Com a mesma posição se manifestou a diretora da Seção do RS da Associação Brasileira de Engenharia Sanitária e Ambiental (ABES), Jussara Pires. “Acreditamos que o Código Ambiental do estado necessita de atualização. Mas a proposta do estado tem pontos negativos. É necessário confrontar a proposta do governo com o código atual e com outras legislações ambientais e fazer uma modulação. Demanda tempo de análise e não pode ser feito às pressas”, criticou.

Mas, ao contrário do que desejam o governo estadual e a empresa Copelmi, o debate está no ar. Na segunda-feira, 21, a diretora do Sindicato, juntamente com a jornalista Anaís Fróes e o geólogo Marcelo Roncatto, membros do Comitê de Combate a Megamineração no RS, deram entrevista à jornalista Jeanice Dias Ramos, âncora do programa Heavy Hour, da Web.Radio do Coletivo Catarse. E a sociedade vem se manifestando contra o projeto de Eduardo Leite.

Agapan contesta urgência

“O limite da opressão está na força de resistência que somos capazes de organizar”, disse o ecologista uruguaio Steban Hidalgo, que participou também do programa de rádio e esteve na audiência pública na AL. A Assembleia Permanente das Entidades em Defesa do Meio-Ambiente (Apedema/RS) está na luta contra a medida do Executivo para mudar o Código Ambiental do estado. E a Agapan, em Nota Pública, entre outras coisas lembrou que está analisando o Projeto de Lei do governador.

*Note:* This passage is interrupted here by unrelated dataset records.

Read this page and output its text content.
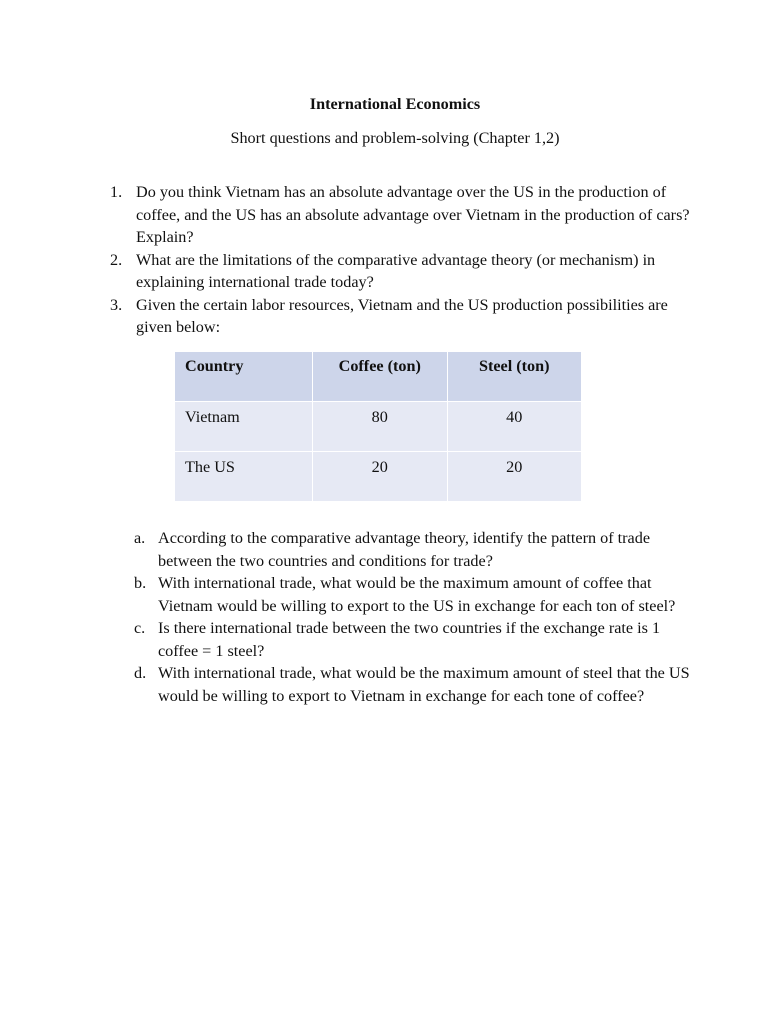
International Economics
Short questions and problem-solving (Chapter 1,2)
1. Do you think Vietnam has an absolute advantage over the US in the production of coffee, and the US has an absolute advantage over Vietnam in the production of cars? Explain?
2. What are the limitations of the comparative advantage theory (or mechanism) in explaining international trade today?
3. Given the certain labor resources, Vietnam and the US production possibilities are given below:
Country	Coffee (ton)	Steel (ton)
Vietnam	80	40
The US	20	20
a. According to the comparative advantage theory, identify the pattern of trade between the two countries and conditions for trade?
b. With international trade, what would be the maximum amount of coffee that Vietnam would be willing to export to the US in exchange for each ton of steel?
c. Is there international trade between the two countries if the exchange rate is 1 coffee = 1 steel?
d. With international trade, what would be the maximum amount of steel that the US would be willing to export to Vietnam in exchange for each tone of coffee?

“Consideramos precipitada qualquer inferência, principalmente equivocada e descontextualizada – o que pode gerar influência ou confundir a população – ao fato de sempre, em todos os momentos, termos participado de estudos, propostas e criações das principais leis ambientais do país, com destaque à legislação gaúcha, que sofre nova investida de alterações (…). Contestamos a urgência, o que pode prejudicar a participação social na análise desta importante e vital legislação”, afirma o documento da Agapan.